Porter lays out the case for how smart connected products are transforming competition in the Harvard Business Review. He took us through that logic at the World Business Forum. Key points:
Digital is going to be the biggest transformation engine for every industry over the next period of time.
We started with mechanical products.
Then in the 1960s we saw IT driven value chain automation.
The 1980s were marked by the Internet driving value chain dispersion and integration.
Now we’re seeing smart connected products with IT “embedded in the products themselves” and expanding the way products create value.
Porter sees the fourth wave of change as the interface between products and humans. Some even think we’re heading toward every one of us having a chip implanted in our brains.
The ability of these smart connected products to monitor, control, optimize and automate systems changes the way leaders should think about their industries, their competitive advantage and their value chain.
From an industry standpoint, expect:
- Suppliers to be less dependent on mechanical components and more on IT
- Buyers’ reduced dependency on channel service partners and expanded opportunities for differentiation and segmentation, smarter customers and new business models.
- New entrants to see higher barriers to entry but the ability to leap frog entire system.
- Substitutes with products as substitutes themselves for service offerings.
- Existing rivalries with less focus on price but higher fixed costs with IT systems.
This leads Porter to ten strategic questions:
- Which product capabilities to pursue?
- Functionality embedded in product or in the cloud?
- Open or closed system?
- Technology development internal or outsourced?
- What data to capture?
- How to manage data rights, access and security?
- Disintermediate distribution or service channels?
- Change the business model?
- Sell data to outside parties?
- Expand product scope to systems?
These questions cut across the value chain, impacting design and development, production, marketing and selling, logistics and delivery, and services and support.
From smart connected products to smart connected people
Porter is convinced that augmented reality will drive the fourth wave of this revolution as the interface between products and humans. He suggests machines have advantages in physical power and endurance, computing power and processing, analytics, consistency and resistance to harsh environments.

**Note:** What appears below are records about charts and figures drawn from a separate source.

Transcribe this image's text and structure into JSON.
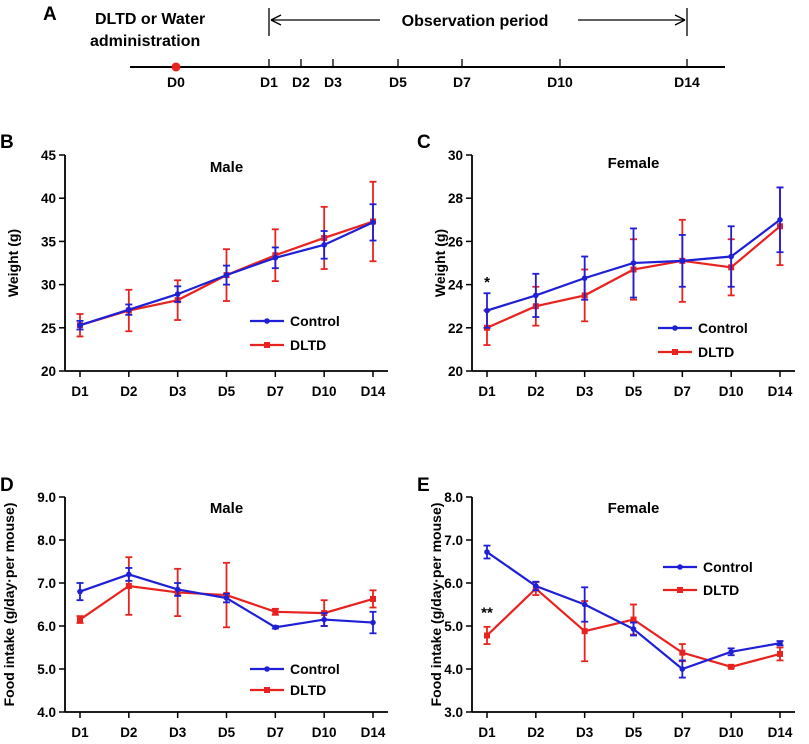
{
  "timeline": {
    "panel_label": "A",
    "admin_text_line1": "DLTD or Water",
    "admin_text_line2": "administration",
    "observation_label": "Observation period",
    "days": [
      "D0",
      "D1",
      "D2",
      "D3",
      "D5",
      "D7",
      "D10",
      "D14"
    ],
    "marker_day": "D0",
    "marker_color": "#e8231f"
  },
  "colors": {
    "control": "#1f1fd6",
    "dltd": "#e8231f"
  },
  "chart_data": [
    {
      "id": "B",
      "panel_label": "B",
      "type": "line",
      "title": "Male",
      "xlabel": "",
      "ylabel": "Weight (g)",
      "categories": [
        "D1",
        "D2",
        "D3",
        "D5",
        "D7",
        "D10",
        "D14"
      ],
      "ylim": [
        20,
        45
      ],
      "yticks": [
        20,
        25,
        30,
        35,
        40,
        45
      ],
      "tick_decimals": 0,
      "legend": "bottom-right",
      "annotations": [],
      "series": [
        {
          "name": "Control",
          "values": [
            25.3,
            27.1,
            28.9,
            31.1,
            33.1,
            34.6,
            37.2
          ],
          "errors": [
            0.5,
            0.6,
            0.9,
            1.1,
            1.2,
            1.6,
            2.1
          ]
        },
        {
          "name": "DLTD",
          "values": [
            25.3,
            27.0,
            28.2,
            31.1,
            33.4,
            35.4,
            37.3
          ],
          "errors": [
            1.3,
            2.4,
            2.3,
            3.0,
            3.0,
            3.6,
            4.6
          ]
        }
      ]
    },
    {
      "id": "C",
      "panel_label": "C",
      "type": "line",
      "title": "Female",
      "xlabel": "",
      "ylabel": "Weight (g)",
      "categories": [
        "D1",
        "D2",
        "D3",
        "D5",
        "D7",
        "D10",
        "D14"
      ],
      "ylim": [
        20,
        30
      ],
      "yticks": [
        20,
        22,
        24,
        26,
        28,
        30
      ],
      "tick_decimals": 0,
      "legend": "bottom-right",
      "annotations": [
        {
          "text": "*",
          "category": "D1",
          "y": 23.9
        }
      ],
      "series": [
        {
          "name": "Control",
          "values": [
            22.8,
            23.5,
            24.3,
            25.0,
            25.1,
            25.3,
            27.0
          ],
          "errors": [
            0.8,
            1.0,
            1.0,
            1.6,
            1.2,
            1.4,
            1.5
          ]
        },
        {
          "name": "DLTD",
          "values": [
            22.0,
            23.0,
            23.5,
            24.7,
            25.1,
            24.8,
            26.7
          ],
          "errors": [
            0.8,
            0.9,
            1.2,
            1.4,
            1.9,
            1.3,
            1.8
          ]
        }
      ]
    },
    {
      "id": "D",
      "panel_label": "D",
      "type": "line",
      "title": "Male",
      "xlabel": "",
      "ylabel": "Food intake (g/day·per mouse)",
      "categories": [
        "D1",
        "D2",
        "D3",
        "D5",
        "D7",
        "D10",
        "D14"
      ],
      "ylim": [
        4.0,
        9.0
      ],
      "yticks": [
        4.0,
        5.0,
        6.0,
        7.0,
        8.0,
        9.0
      ],
      "tick_decimals": 1,
      "legend": "bottom-right",
      "annotations": [],
      "series": [
        {
          "name": "Control",
          "values": [
            6.8,
            7.2,
            6.85,
            6.65,
            5.97,
            6.15,
            6.08
          ],
          "errors": [
            0.2,
            0.15,
            0.15,
            0.1,
            0.03,
            0.15,
            0.25
          ]
        },
        {
          "name": "DLTD",
          "values": [
            6.15,
            6.93,
            6.78,
            6.72,
            6.33,
            6.3,
            6.63
          ],
          "errors": [
            0.08,
            0.67,
            0.55,
            0.75,
            0.07,
            0.3,
            0.2
          ]
        }
      ]
    },
    {
      "id": "E",
      "panel_label": "E",
      "type": "line",
      "title": "Female",
      "xlabel": "",
      "ylabel": "Food intake (g/day·per mouse)",
      "categories": [
        "D1",
        "D2",
        "D3",
        "D5",
        "D7",
        "D10",
        "D14"
      ],
      "ylim": [
        3.0,
        8.0
      ],
      "yticks": [
        3.0,
        4.0,
        5.0,
        6.0,
        7.0,
        8.0
      ],
      "tick_decimals": 1,
      "legend": "top-right",
      "annotations": [
        {
          "text": "**",
          "category": "D1",
          "y": 5.2
        }
      ],
      "series": [
        {
          "name": "Control",
          "values": [
            6.72,
            5.93,
            5.5,
            4.93,
            4.0,
            4.4,
            4.6
          ],
          "errors": [
            0.15,
            0.1,
            0.4,
            0.15,
            0.2,
            0.08,
            0.05
          ]
        },
        {
          "name": "DLTD",
          "values": [
            4.78,
            5.87,
            4.88,
            5.15,
            4.38,
            4.05,
            4.35
          ],
          "errors": [
            0.2,
            0.15,
            0.7,
            0.35,
            0.2,
            0.03,
            0.15
          ]
        }
      ]
    }
  ]
}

Humans are better at ideation, creativity and innovation, broad sensory pattern recognition, complex communication and sophisticated sensorimotor skills.

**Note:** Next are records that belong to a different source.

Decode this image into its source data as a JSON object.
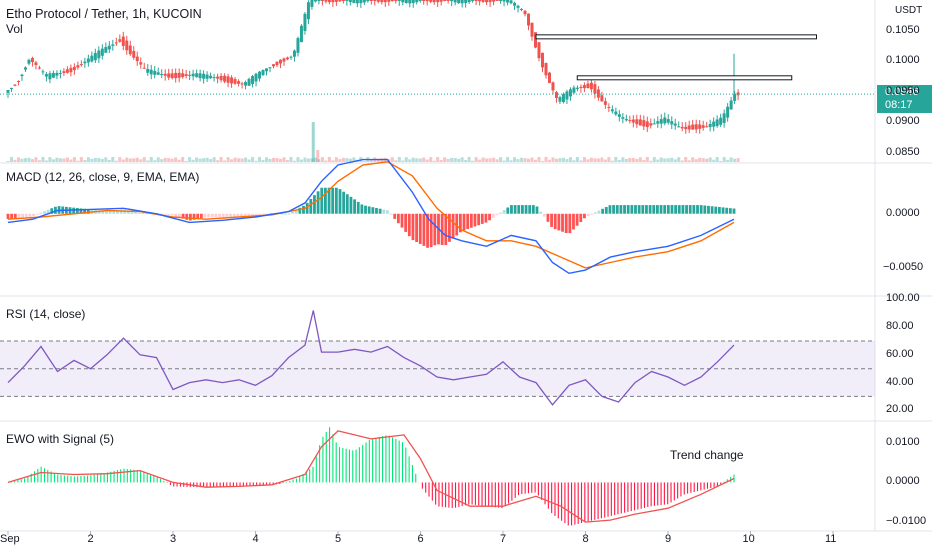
{
  "header": {
    "title": "Etho Protocol / Tether, 1h, KUCOIN",
    "vol_label": "Vol",
    "currency": "USDT"
  },
  "price_tag": {
    "price": "0.0946",
    "countdown": "08:17"
  },
  "colors": {
    "up": "#26a69a",
    "down": "#ef5350",
    "macd": "#2962ff",
    "signal": "#ff6d00",
    "rsi": "#7e57c2",
    "ewo_up": "#00e676",
    "ewo_down": "#ff1744",
    "ewo_signal": "#ef5350"
  },
  "x_axis": {
    "ticks": [
      "Sep",
      "2",
      "3",
      "4",
      "5",
      "6",
      "7",
      "8",
      "9",
      "10",
      "11"
    ]
  },
  "panes": {
    "price": {
      "ticks": [
        "0.1050",
        "0.1000",
        "0.0950",
        "0.0900",
        "0.0850"
      ],
      "range": [
        0.0835,
        0.11
      ]
    },
    "macd": {
      "label": "MACD (12, 26, close, 9, EMA, EMA)",
      "ticks": [
        "0.0000",
        "−0.0050"
      ]
    },
    "rsi": {
      "label": "RSI (14, close)",
      "ticks": [
        "100.00",
        "80.00",
        "60.00",
        "40.00",
        "20.00"
      ]
    },
    "ewo": {
      "label": "EWO with Signal (5)",
      "ticks": [
        "0.0100",
        "0.0000",
        "−0.0100"
      ],
      "annotation": "Trend change"
    }
  },
  "chart_data": [
    {
      "type": "candlestick",
      "pane": "price",
      "x_range": [
        1,
        11
      ],
      "ylim": [
        0.0835,
        0.11
      ],
      "keypoints": [
        [
          1.0,
          0.0948
        ],
        [
          1.15,
          0.0965
        ],
        [
          1.3,
          0.1005
        ],
        [
          1.5,
          0.0975
        ],
        [
          1.8,
          0.0985
        ],
        [
          2.1,
          0.101
        ],
        [
          2.4,
          0.1035
        ],
        [
          2.7,
          0.0985
        ],
        [
          3.0,
          0.0975
        ],
        [
          3.3,
          0.0978
        ],
        [
          3.6,
          0.0972
        ],
        [
          3.9,
          0.0962
        ],
        [
          4.2,
          0.099
        ],
        [
          4.5,
          0.101
        ],
        [
          4.7,
          0.11
        ],
        [
          5.0,
          0.11
        ],
        [
          5.4,
          0.11
        ],
        [
          5.8,
          0.11
        ],
        [
          6.2,
          0.11
        ],
        [
          6.5,
          0.11
        ],
        [
          6.8,
          0.11
        ],
        [
          7.1,
          0.11
        ],
        [
          7.3,
          0.108
        ],
        [
          7.4,
          0.104
        ],
        [
          7.5,
          0.1
        ],
        [
          7.7,
          0.0935
        ],
        [
          7.9,
          0.0955
        ],
        [
          8.1,
          0.096
        ],
        [
          8.3,
          0.0925
        ],
        [
          8.5,
          0.0905
        ],
        [
          8.8,
          0.0895
        ],
        [
          9.0,
          0.0905
        ],
        [
          9.2,
          0.089
        ],
        [
          9.5,
          0.0893
        ],
        [
          9.7,
          0.0905
        ],
        [
          9.85,
          0.0946
        ]
      ],
      "volume_spike_x": 4.7,
      "last_price": 0.0946,
      "annotations": [
        {
          "type": "rectangle",
          "x": [
            7.4,
            10.8
          ],
          "y": [
            0.1043,
            0.1039
          ]
        },
        {
          "type": "rectangle",
          "x": [
            7.9,
            10.5
          ],
          "y": [
            0.0976,
            0.0972
          ]
        }
      ]
    },
    {
      "type": "line",
      "pane": "macd",
      "ylim": [
        -0.0075,
        0.0045
      ],
      "series": [
        {
          "name": "MACD",
          "x": [
            1.0,
            1.3,
            1.6,
            2.0,
            2.4,
            2.8,
            3.2,
            3.6,
            4.0,
            4.4,
            4.6,
            4.8,
            5.0,
            5.3,
            5.6,
            5.9,
            6.1,
            6.3,
            6.5,
            6.8,
            7.1,
            7.4,
            7.6,
            7.8,
            8.0,
            8.3,
            8.6,
            9.0,
            9.4,
            9.8
          ],
          "values": [
            -0.0008,
            -0.0005,
            0.0003,
            0.0004,
            0.0005,
            0.0,
            -0.0008,
            -0.0006,
            -0.0003,
            0.0002,
            0.001,
            0.003,
            0.0045,
            0.005,
            0.005,
            0.002,
            -0.0005,
            -0.002,
            -0.0025,
            -0.003,
            -0.002,
            -0.0025,
            -0.0045,
            -0.0055,
            -0.0052,
            -0.004,
            -0.0035,
            -0.003,
            -0.002,
            -0.0005
          ]
        },
        {
          "name": "Signal",
          "x": [
            1.0,
            1.4,
            1.8,
            2.2,
            2.6,
            3.0,
            3.4,
            3.8,
            4.2,
            4.6,
            4.8,
            5.0,
            5.3,
            5.6,
            5.9,
            6.2,
            6.5,
            6.8,
            7.1,
            7.4,
            7.7,
            8.0,
            8.3,
            8.6,
            9.0,
            9.4,
            9.8
          ],
          "values": [
            -0.0005,
            -0.0003,
            0.0,
            0.0003,
            0.0002,
            -0.0003,
            -0.0005,
            -0.0003,
            -0.0001,
            0.0005,
            0.0015,
            0.003,
            0.0045,
            0.0048,
            0.0035,
            0.0005,
            -0.0015,
            -0.0025,
            -0.0025,
            -0.003,
            -0.004,
            -0.005,
            -0.0045,
            -0.004,
            -0.0035,
            -0.0025,
            -0.0008
          ]
        }
      ]
    },
    {
      "type": "line",
      "pane": "rsi",
      "ylim": [
        13,
        101
      ],
      "band": [
        30,
        70
      ],
      "series": [
        {
          "name": "RSI",
          "x": [
            1.0,
            1.2,
            1.4,
            1.6,
            1.8,
            2.0,
            2.2,
            2.4,
            2.6,
            2.8,
            3.0,
            3.2,
            3.4,
            3.6,
            3.8,
            4.0,
            4.2,
            4.4,
            4.6,
            4.7,
            4.8,
            5.0,
            5.2,
            5.4,
            5.6,
            5.8,
            6.0,
            6.2,
            6.4,
            6.6,
            6.8,
            7.0,
            7.2,
            7.4,
            7.6,
            7.8,
            8.0,
            8.2,
            8.4,
            8.6,
            8.8,
            9.0,
            9.2,
            9.4,
            9.6,
            9.8
          ],
          "values": [
            40,
            52,
            66,
            48,
            56,
            50,
            60,
            72,
            60,
            58,
            35,
            40,
            42,
            40,
            42,
            38,
            45,
            58,
            67,
            92,
            62,
            62,
            64,
            62,
            66,
            58,
            52,
            44,
            42,
            44,
            46,
            55,
            44,
            40,
            24,
            38,
            42,
            30,
            26,
            40,
            48,
            44,
            38,
            44,
            55,
            67
          ]
        }
      ]
    },
    {
      "type": "bar",
      "pane": "ewo",
      "ylim": [
        -0.012,
        0.015
      ],
      "series": [
        {
          "name": "EWO",
          "x": [
            1.0,
            1.2,
            1.4,
            1.6,
            1.8,
            2.0,
            2.2,
            2.4,
            2.6,
            2.8,
            3.0,
            3.3,
            3.6,
            4.0,
            4.3,
            4.5,
            4.7,
            4.8,
            4.9,
            5.0,
            5.2,
            5.4,
            5.6,
            5.8,
            6.0,
            6.2,
            6.4,
            6.6,
            6.8,
            7.0,
            7.2,
            7.4,
            7.6,
            7.8,
            8.0,
            8.2,
            8.4,
            8.6,
            8.8,
            9.0,
            9.2,
            9.4,
            9.6,
            9.8
          ],
          "values": [
            0.0,
            0.001,
            0.004,
            0.002,
            0.0015,
            0.0018,
            0.0025,
            0.0035,
            0.003,
            0.0015,
            -0.001,
            -0.0012,
            -0.0012,
            -0.0008,
            -0.0004,
            0.001,
            0.004,
            0.011,
            0.014,
            0.009,
            0.008,
            0.011,
            0.012,
            0.01,
            -0.001,
            -0.006,
            -0.0065,
            -0.0055,
            -0.006,
            -0.0065,
            -0.003,
            -0.0025,
            -0.008,
            -0.011,
            -0.01,
            -0.009,
            -0.008,
            -0.007,
            -0.006,
            -0.0055,
            -0.003,
            -0.002,
            -0.001,
            0.002
          ]
        },
        {
          "name": "Signal",
          "x": [
            1.0,
            1.4,
            1.8,
            2.2,
            2.6,
            3.0,
            3.4,
            3.8,
            4.2,
            4.6,
            4.8,
            5.0,
            5.4,
            5.8,
            6.0,
            6.2,
            6.6,
            7.0,
            7.4,
            7.7,
            8.0,
            8.3,
            8.6,
            9.0,
            9.4,
            9.8
          ],
          "values": [
            0.0,
            0.0025,
            0.002,
            0.0022,
            0.003,
            0.0,
            -0.0012,
            -0.001,
            -0.0006,
            0.002,
            0.009,
            0.013,
            0.011,
            0.012,
            0.006,
            -0.002,
            -0.006,
            -0.006,
            -0.0035,
            -0.006,
            -0.01,
            -0.0095,
            -0.008,
            -0.0065,
            -0.003,
            0.001
          ]
        }
      ]
    }
  ]
}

We’re already seeing heads up displays and wearables making it easier for humans to visualize things, receive instruction and guidance and interact with machines. Expect this to continue.

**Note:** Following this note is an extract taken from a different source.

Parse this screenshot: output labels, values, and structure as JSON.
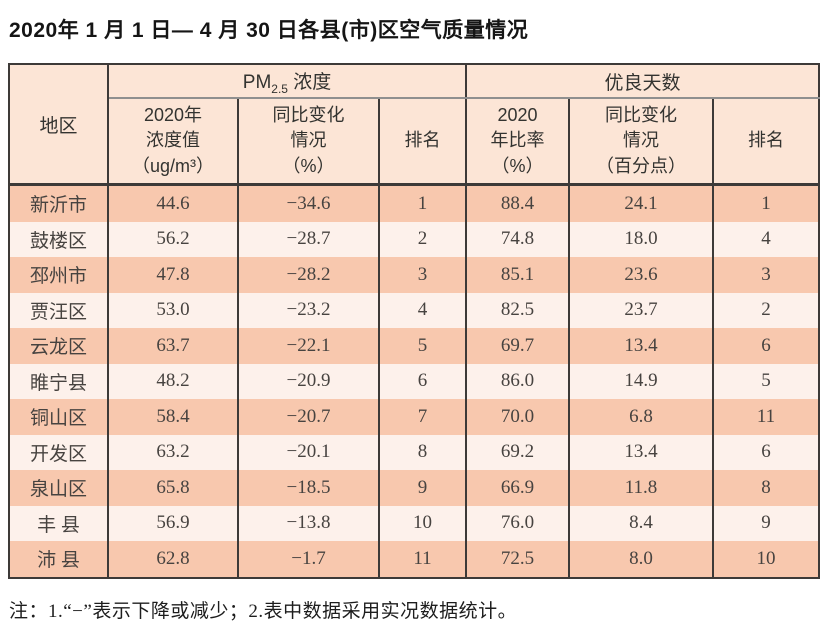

Sooner rather than later we’re going to leverage augmented reality’s ability to accelerate human transitions like onboarding. Bridgewater’s continual “dot” driven feedback is already trying to do this. Augmented reality can be particularly valuable in keeping new leaders from stepping on landmines and adjusting to their new situation over their first 100-days:
- Monitor: Track where new leaders actually spend their time, whom they interact with and those people’s reactions to the new leaders.
- Assess: Compare what new leaders are doing with current best thinking on what they should be doing. Spot trends in people’s reactions to new leaders – what’s going well and less well.
- Adjust: Most of us see what we want to see. Those using augmented reality to see when new leaders fail will see more failures. Those using augmented reality to help new leaders adjust along the way in order to succeed will see more successes.